Transitioning Legacy Sync users to Firefox Accounts

It has been almost a year since the release of Firefox Accounts and the new Firefox Sync service, and the response from users has been very positive.  The simplified setup process has made it easier to get started with the system, to connect new devices, and to recover data if a device is lost — all of which has lead to the new system quickly gathering more active daily users than its predecessor.

During this time we have kept the legacy Sync infrastructure in place and working as usual, so that users who had set up Sync on older versions of Firefox would not be disrupted.  As we begin 2015 with renewed focus on delivering cloud-based services that support the Mozilla mission, it’s time to help transition these users to the new Sync system and to Firefox Accounts.

Users on legacy Sync will be prompted to upgrade to a Firefox Account beginning with Firefox 37, scheduled for release in early April.  There is a guided UI to make the experience as seamless as possible, and once complete the upgrade will be automatically and securely propagated to all connected devices.  Users on older versions of Firefox will see a warning notice and will be able to upgrade manually.

The legacy Sync servers will remain available during this time to help ensure a smooth transition.  We will monitor their ongoing use and decide on a timeline for decommissioning the hardware based on the success of our transition strategy.

We’re looking forward to introducing more users to the improved Sync system, and to rolling out more services for your Firefox Account in 2015.  Don’t hesitate to reach us on sync-dev@mozilla.org or in #sync on IRC with any questions or comments.

 

FAQ

 

  •  When will the legacy Sync servers be switched off?

We expect to decommission this infrastructure before the end of 2015, but no firm date has been set.  This decision will be based on ongoing monitoring of its use and the success of our transition strategy.

  •  What about Extended Support Release (ESR)?

Users on the ESR channel will start seeing the upgrade prompts in Firefox 38, which is scheduled for release in early May.  We are committed to maintaining the legacy sync infrastructure until previous ESR versions reach end-of-life on August 4.

  • Will my data be automatically migrated to the new servers?

No, the strong encryption used by both Sync systems means that we cannot automatically migrate your data on the server.  Once the account upgrade process is complete, Firefox will re-upload your data to the new system (so if you have a lot of bookmarks, you may want to ensure you’re on a reliable network connection).

  •  Are there security considerations when upgrading to the new system?
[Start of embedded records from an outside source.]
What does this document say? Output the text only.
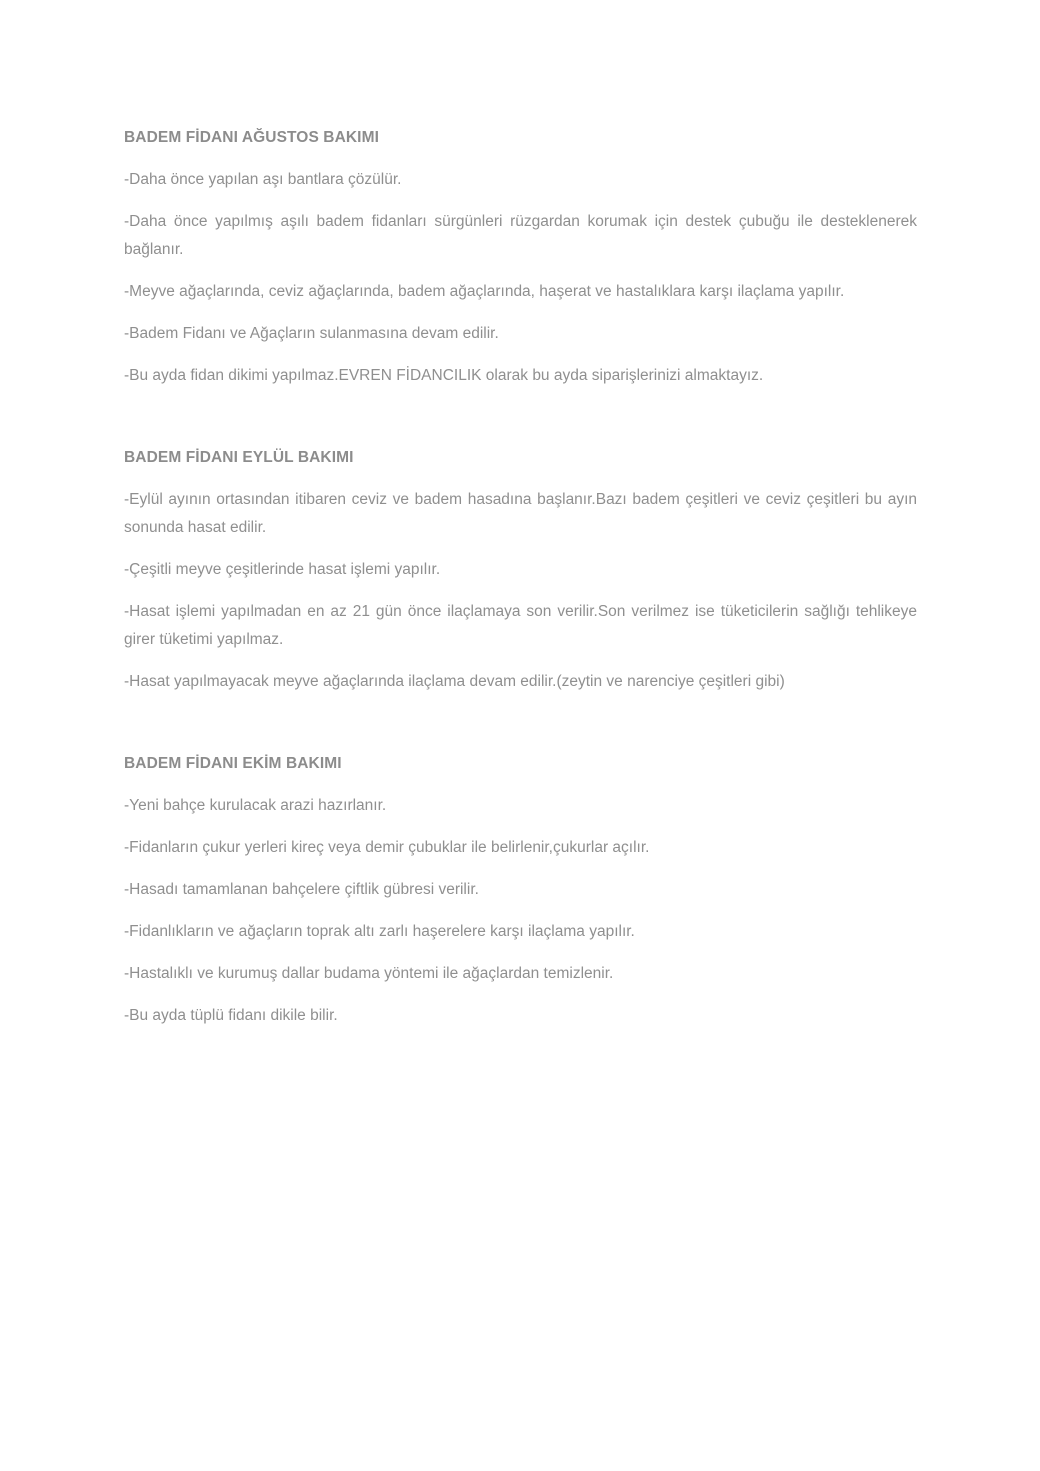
BADEM FİDANI AĞUSTOS BAKIMI

-Daha önce yapılan aşı bantlara çözülür.

-Daha önce yapılmış aşılı badem fidanları sürgünleri rüzgardan korumak için destek çubuğu ile desteklenerek bağlanır.

-Meyve ağaçlarında, ceviz ağaçlarında, badem ağaçlarında, haşerat ve hastalıklara karşı ilaçlama yapılır.

-Badem Fidanı ve Ağaçların sulanmasına devam edilir.

-Bu ayda fidan dikimi yapılmaz.EVREN FİDANCILIK olarak bu ayda siparişlerinizi almaktayız.

BADEM FİDANI EYLÜL BAKIMI

-Eylül ayının ortasından itibaren ceviz ve badem hasadına başlanır.Bazı badem çeşitleri ve ceviz çeşitleri bu ayın sonunda hasat edilir.

-Çeşitli meyve çeşitlerinde hasat işlemi yapılır.

-Hasat işlemi yapılmadan en az 21 gün önce ilaçlamaya son verilir.Son verilmez ise tüketicilerin sağlığı tehlikeye girer tüketimi yapılmaz.

-Hasat yapılmayacak meyve ağaçlarında ilaçlama devam edilir.(zeytin ve narenciye çeşitleri gibi)

BADEM FİDANI EKİM BAKIMI

-Yeni bahçe kurulacak arazi hazırlanır.

-Fidanların çukur yerleri kireç veya demir çubuklar ile belirlenir,çukurlar açılır.

-Hasadı tamamlanan bahçelere çiftlik gübresi verilir.

-Fidanlıkların ve ağaçların toprak altı zarlı haşerelere karşı ilaçlama yapılır.

-Hastalıklı ve kurumuş dallar budama yöntemi ile ağaçlardan temizlenir.

-Bu ayda tüplü fidanı dikile bilir.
Both the new and old Sync systems provide industry-leading security for your data: end-to-end encryption of all synced data, using a key known only to you.

In legacy Sync this was achieved by using a complicated pairing flow to transfer the encryption key between devices.  With Firefox Accounts we have replaced this with a key securely derived from your account password.  Pick a strong password and you can remain confident that your synced data will only be seen by you.

  •  Is the new Sync system compatible with Firefox’s master password feature?

Yes.  There was a limitation in previous versions of Firefox that prevented Sync from working when a master password was enabled, but this has since been resolved.  Sync is fully compatible with the master password feature in the latest version of Firefox.

  •  What if I am running a custom or self-hosted Sync server?

This transition affects only the default Mozilla-hosted servers.  If you are using a custom or self-hosted server setup, Sync should continue to work uninterrupted and you will not be prompted to upgrade.

Although we have no plans or timeline for doing so, it’s likely that support for the legacy Sync protocol will be entirely removed from Firefox at some point in the future.  You should consider migrating your server infrastructure to use the new protocols; see below.

  •  Can I self-host the new system?

Yes, either by hosting just the storage servers or by running a full Firefox Accounts stack.  We welcome feedback and contributions on making this process easier.

  •  What if I’m using a different browser (e.g. SeaMonkey, Pale Moon, …)?

You should consider hosting your own server to ensure uninterrupted functionality.